How do you allow for text qualifiers using numpy genfromtxt

966 views Asked by At

I am currently trying to import some comma delimited text data into an array using the numpy library in Python. I am using the following code:

data = np.genfromtxt(fname, delimiter=',')

I get the following error:

Line #2 (got 12 columns instead of 11)

for every line after the header.

The reason for this appears to be that one of the columns contains a comma, but attempts to deal with this using text qualifiers (") around the data for that column. If I used the Python csv library this is handled by default e.g.:

reader = csvreader(open(fname, 'rb'))

I know that I could import the data using the csv library and then convert it to an array, but I wondered if it is possible to do this from one of numpy's functions that convert text data to an array such as genfromtxt.

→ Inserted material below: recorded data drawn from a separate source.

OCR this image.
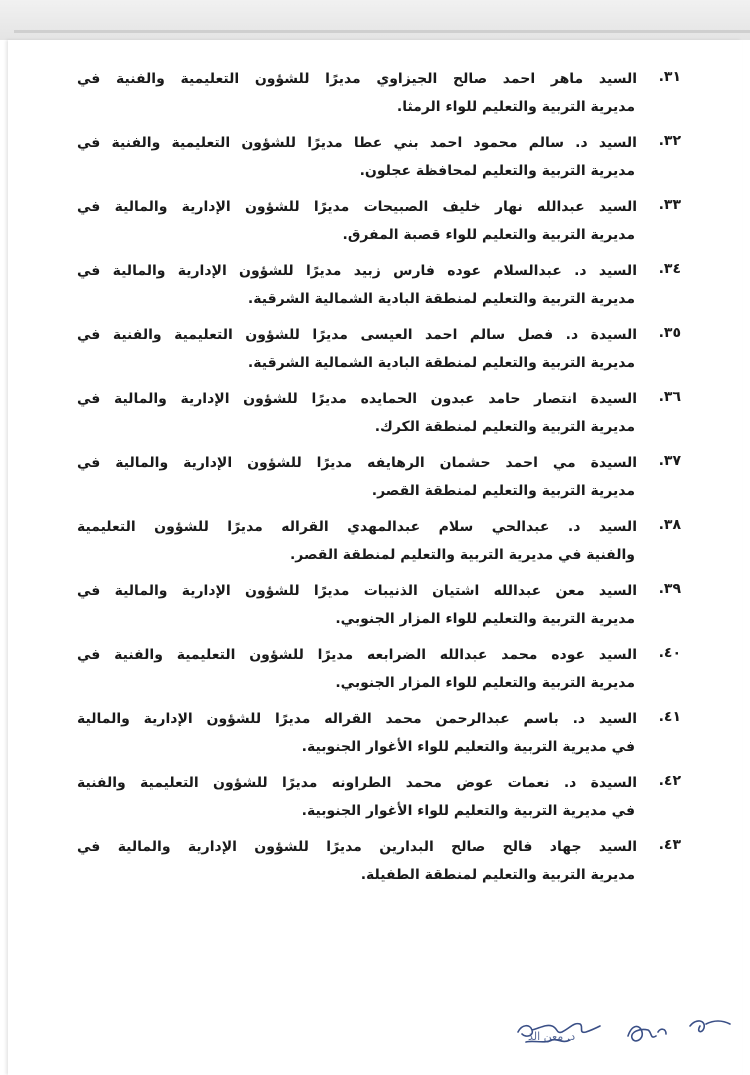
٣١.
السيد ماهر احمد صالح الجيزاوي مديرًا للشؤون التعليمية والفنية في
مديرية التربية والتعليم للواء الرمثا.
٣٢.
السيد د. سالم محمود احمد بني عطا مديرًا للشؤون التعليمية والفنية في
مديرية التربية والتعليم لمحافظة عجلون.
٣٣.
السيد عبدالله نهار خليف الصبيحات مديرًا للشؤون الإدارية والمالية في
مديرية التربية والتعليم للواء قصبة المفرق.
٣٤.
السيد د. عبدالسلام عوده فارس زبيد مديرًا للشؤون الإدارية والمالية في
مديرية التربية والتعليم لمنطقة البادية الشمالية الشرقية.
٣٥.
السيدة د. فصل سالم احمد العيسى مديرًا للشؤون التعليمية والفنية في
مديرية التربية والتعليم لمنطقة البادية الشمالية الشرقية.
٣٦.
السيدة انتصار حامد عبدون الحمايده مديرًا للشؤون الإدارية والمالية في
مديرية التربية والتعليم لمنطقة الكرك.
٣٧.
السيدة مي احمد حشمان الرهايفه مديرًا للشؤون الإدارية والمالية في
مديرية التربية والتعليم لمنطقة القصر.
٣٨.
السيد د. عبدالحي سلام عبدالمهدي القراله مديرًا للشؤون التعليمية
والفنية في مديرية التربية والتعليم لمنطقة القصر.
٣٩.
السيد معن عبدالله اشتيان الذنيبات مديرًا للشؤون الإدارية والمالية في
مديرية التربية والتعليم للواء المزار الجنوبي.
٤٠.
السيد عوده محمد عبدالله الضرابعه مديرًا للشؤون التعليمية والفنية في
مديرية التربية والتعليم للواء المزار الجنوبي.
٤١.
السيد د. باسم عبدالرحمن محمد القراله مديرًا للشؤون الإدارية والمالية
في مديرية التربية والتعليم للواء الأغوار الجنوبية.
٤٢.
السيدة د. نعمات عوض محمد الطراونه مديرًا للشؤون التعليمية والفنية
في مديرية التربية والتعليم للواء الأغوار الجنوبية.
٤٣.
السيد جهاد فالح صالح البدارين مديرًا للشؤون الإدارية والمالية في
مديرية التربية والتعليم لمنطقة الطفيلة.
د. معن الذ
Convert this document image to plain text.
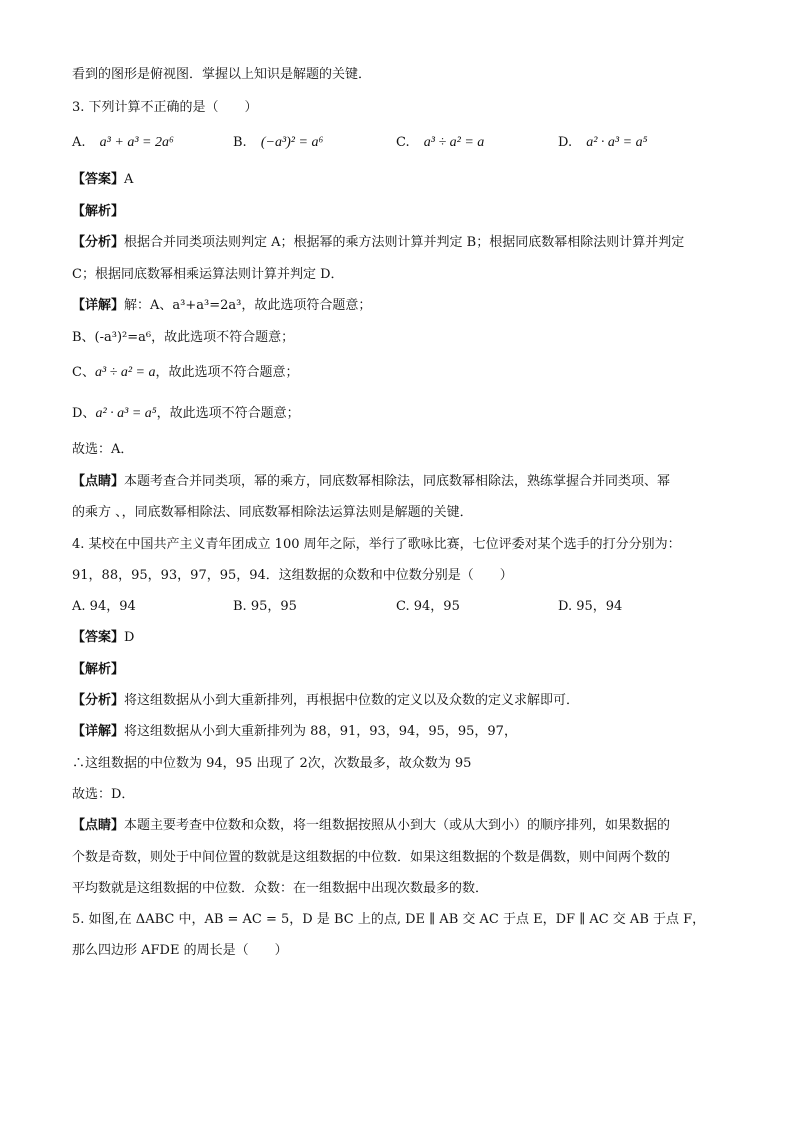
看到的图形是俯视图．掌握以上知识是解题的关键．
3. 下列计算不正确的是（　　）
A. a³ + a³ = 2a⁶	B. (−a³)² = a⁶	C. a³ ÷ a² = a	D. a² · a³ = a⁵
【答案】A
【解析】
【分析】根据合并同类项法则判定 A；根据幂的乘方法则计算并判定 B；根据同底数幂相除法则计算并判定
C；根据同底数幂相乘运算法则计算并判定 D．
【详解】解：A、a³+a³=2a³，故此选项符合题意；
B、(-a³)²=a⁶，故此选项不符合题意；
C、a³ ÷ a² = a，故此选项不符合题意；
D、a² · a³ = a⁵，故此选项不符合题意；
故选：A．
【点睛】本题考查合并同类项，幂的乘方，同底数幂相除法，同底数幂相除法，熟练掌握合并同类项、幂
的乘方 、，同底数幂相除法、同底数幂相除法运算法则是解题的关键．
4. 某校在中国共产主义青年团成立 100 周年之际，举行了歌咏比赛，七位评委对某个选手的打分分别为：
91，88，95，93，97，95，94．这组数据的众数和中位数分别是（　　）
A. 94，94	B. 95，95	C. 94，95	D. 95，94
【答案】D
【解析】
【分析】将这组数据从小到大重新排列，再根据中位数的定义以及众数的定义求解即可．
【详解】将这组数据从小到大重新排列为 88，91，93，94，95，95，97，
∴这组数据的中位数为 94，95 出现了 2次，次数最多，故众数为 95
故选：D．
【点睛】本题主要考查中位数和众数，将一组数据按照从小到大（或从大到小）的顺序排列，如果数据的
个数是奇数，则处于中间位置的数就是这组数据的中位数．如果这组数据的个数是偶数，则中间两个数的
平均数就是这组数据的中位数．众数：在一组数据中出现次数最多的数．
5. 如图,在 ΔABC 中，AB = AC = 5，D 是 BC 上的点, DE ∥ AB 交 AC 于点 E，DF ∥ AC 交 AB 于点 F，
那么四边形 AFDE 的周长是（　　）
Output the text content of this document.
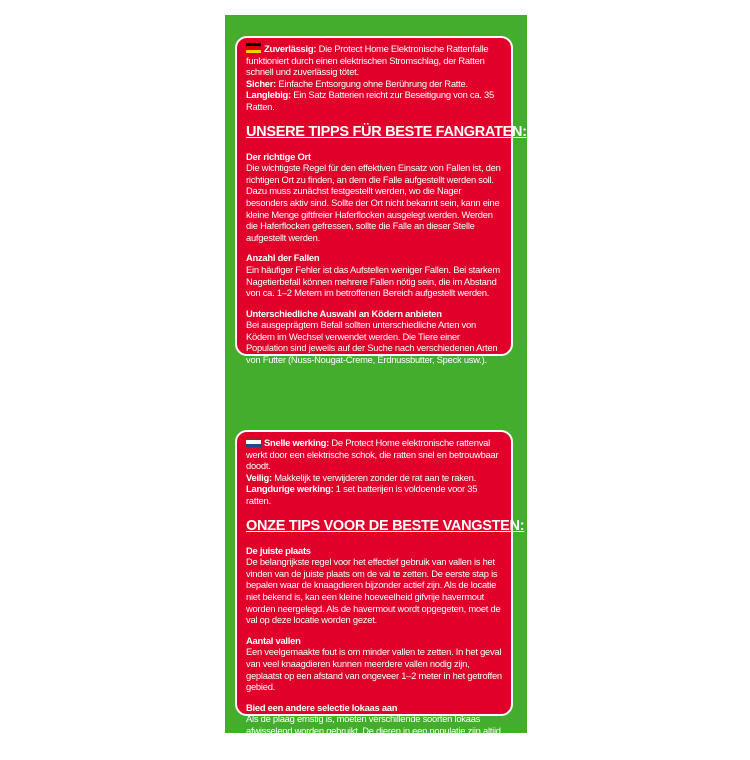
Zuverlässig: Die Protect Home Elektronische Rattenfalle funktioniert durch einen elektrischen Stromschlag, der Ratten schnell und zuverlässig tötet.

Sicher: Einfache Entsorgung ohne Berührung der Ratte.

Langlebig: Ein Satz Batterien reicht zur Beseitigung von ca. 35 Ratten.

UNSERE TIPPS FÜR BESTE FANGRATEN:
Der richtige Ort

Die wichtigste Regel für den effektiven Einsatz von Fallen ist, den richtigen Ort zu finden, an dem die Falle aufgestellt werden soll. Dazu muss zunächst festgestellt werden, wo die Nager besonders aktiv sind. Sollte der Ort nicht bekannt sein, kann eine kleine Menge giftfreier Haferflocken ausgelegt werden. Werden die Haferflocken gefressen, sollte die Falle an dieser Stelle aufgestellt werden.

Anzahl der Fallen

Ein häufiger Fehler ist das Aufstellen weniger Fallen. Bei starkem Nagetierbefall können mehrere Fallen nötig sein, die im Abstand von ca. 1–2 Metern im betroffenen Bereich aufgestellt werden.

Unterschiedliche Auswahl an Ködern anbieten

Bei ausgeprägtem Befall sollten unterschiedliche Arten von Ködern im Wechsel verwendet werden. Die Tiere einer Population sind jeweils auf der Suche nach verschiedenen Arten von Futter (Nuss-Nougat-Creme, Erdnussbutter, Speck usw.).

Snelle werking: De Protect Home elektronische rattenval werkt door een elektrische schok, die ratten snel en betrouwbaar doodt.

Veilig: Makkelijk te verwijderen zonder de rat aan te raken.

Langdurige werking: 1 set batterijen is voldoende voor 35 ratten.

ONZE TIPS VOOR DE BESTE VANGSTEN:
De juiste plaats

De belangrijkste regel voor het effectief gebruik van vallen is het vinden van de juiste plaats om de val te zetten. De eerste stap is bepalen waar de knaagdieren bijzonder actief zijn. Als de locatie niet bekend is, kan een kleine hoeveelheid gifvrije havermout worden neergelegd. Als de havermout wordt opgegeten, moet de val op deze locatie worden gezet.

Aantal vallen

Een veelgemaakte fout is om minder vallen te zetten. In het geval van veel knaagdieren kunnen meerdere vallen nodig zijn, geplaatst op een afstand van ongeveer 1–2 meter in het getroffen gebied.

Bied een andere selectie lokaas aan

Als de plaag ernstig is, moeten verschillende soorten lokaas afwisselend worden gebruikt. De dieren in een populatie zijn altijd op zoek naar verschillende soorten voedsel (noten-nougatcrème, pindakaas, spek, enz.).
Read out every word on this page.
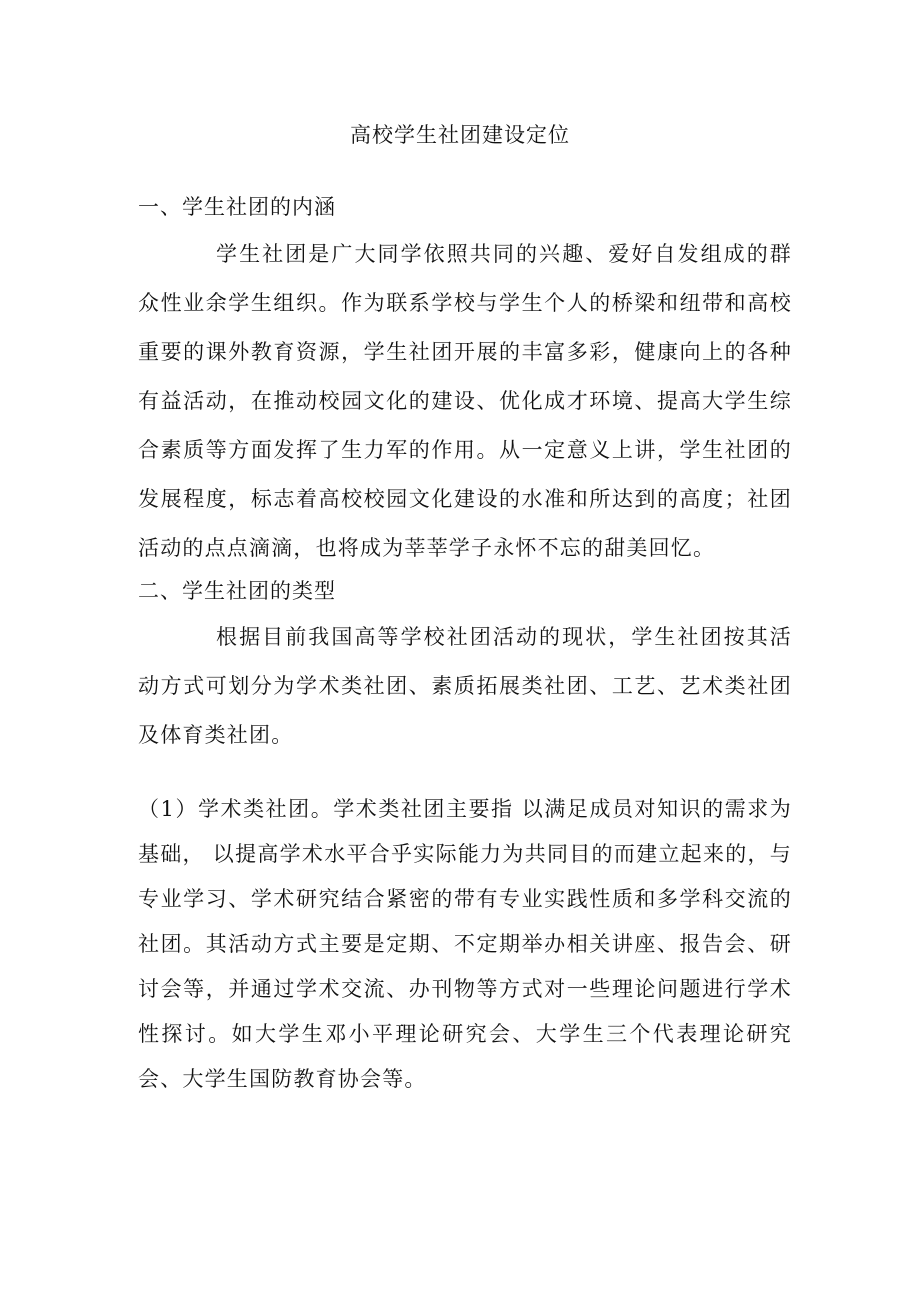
高校学生社团建设定位
一、学生社团的内涵

学生社团是广大同学依照共同的兴趣、爱好自发组成的群众性业余学生组织。作为联系学校与学生个人的桥梁和纽带和高校重要的课外教育资源，学生社团开展的丰富多彩，健康向上的各种有益活动，在推动校园文化的建设、优化成才环境、提高大学生综合素质等方面发挥了生力军的作用。从一定意义上讲，学生社团的发展程度，标志着高校校园文化建设的水准和所达到的高度；社团活动的点点滴滴，也将成为莘莘学子永怀不忘的甜美回忆。

二、学生社团的类型

根据目前我国高等学校社团活动的现状，学生社团按其活动方式可划分为学术类社团、素质拓展类社团、工艺、艺术类社团及体育类社团。

（1）学术类社团。学术类社团主要指 以满足成员对知识的需求为基础， 以提高学术水平合乎实际能力为共同目的而建立起来的，与专业学习、学术研究结合紧密的带有专业实践性质和多学科交流的社团。其活动方式主要是定期、不定期举办相关讲座、报告会、研讨会等，并通过学术交流、办刊物等方式对一些理论问题进行学术性探讨。如大学生邓小平理论研究会、大学生三个代表理论研究会、大学生国防教育协会等。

I have checked out the help on genfromtxt but none of the arguments listed appear to describe what I was looking for, unless I am missing something.

In case it helps here is a sample of a few lines from the file:

survived,pclass,name,sex,age,sibsp,parch,ticket,fare,cabin,embarked
0,3,"Braund, Mr. Owen Harris",male,22,1,0,A/5 21171,7.25,,S
1,1,"Cumings, Mrs. John Bradley (Florence Briggs Thayer)",female,38,1,0,PC 17599,71.2833,C85,C
1,3,"Heikkinen, Miss. Laina",female,26,0,0,STON/O2. 3101282,7.925,,S

It is the name column that I assume is causing the issue.

2

There are 2 answers

0
chthonicdaemon On BEST ANSWER

Numpy arrays are not well-suited for categorical data like you have here. You may be better off using pandas:

import pandas
data = pandas.read_csv(fname)
0
Lee On

One way around this is to add another name field, so that you have thirteen name fields with a separate forename and surname column:

survived,pclass,surname,forname,sex,age,sibsp,parch,ticket,fare,cabin,embarked

If you then import like so:

data = np.genfromtxt(fname, delimiter=',',names=True,dtype=None)

It should work:

data['surname']
array(['"Braund', '"Cumings', '"Heikkinen'], 
      dtype='|S10')

Note that you may also want to stip out the " marks in the original file.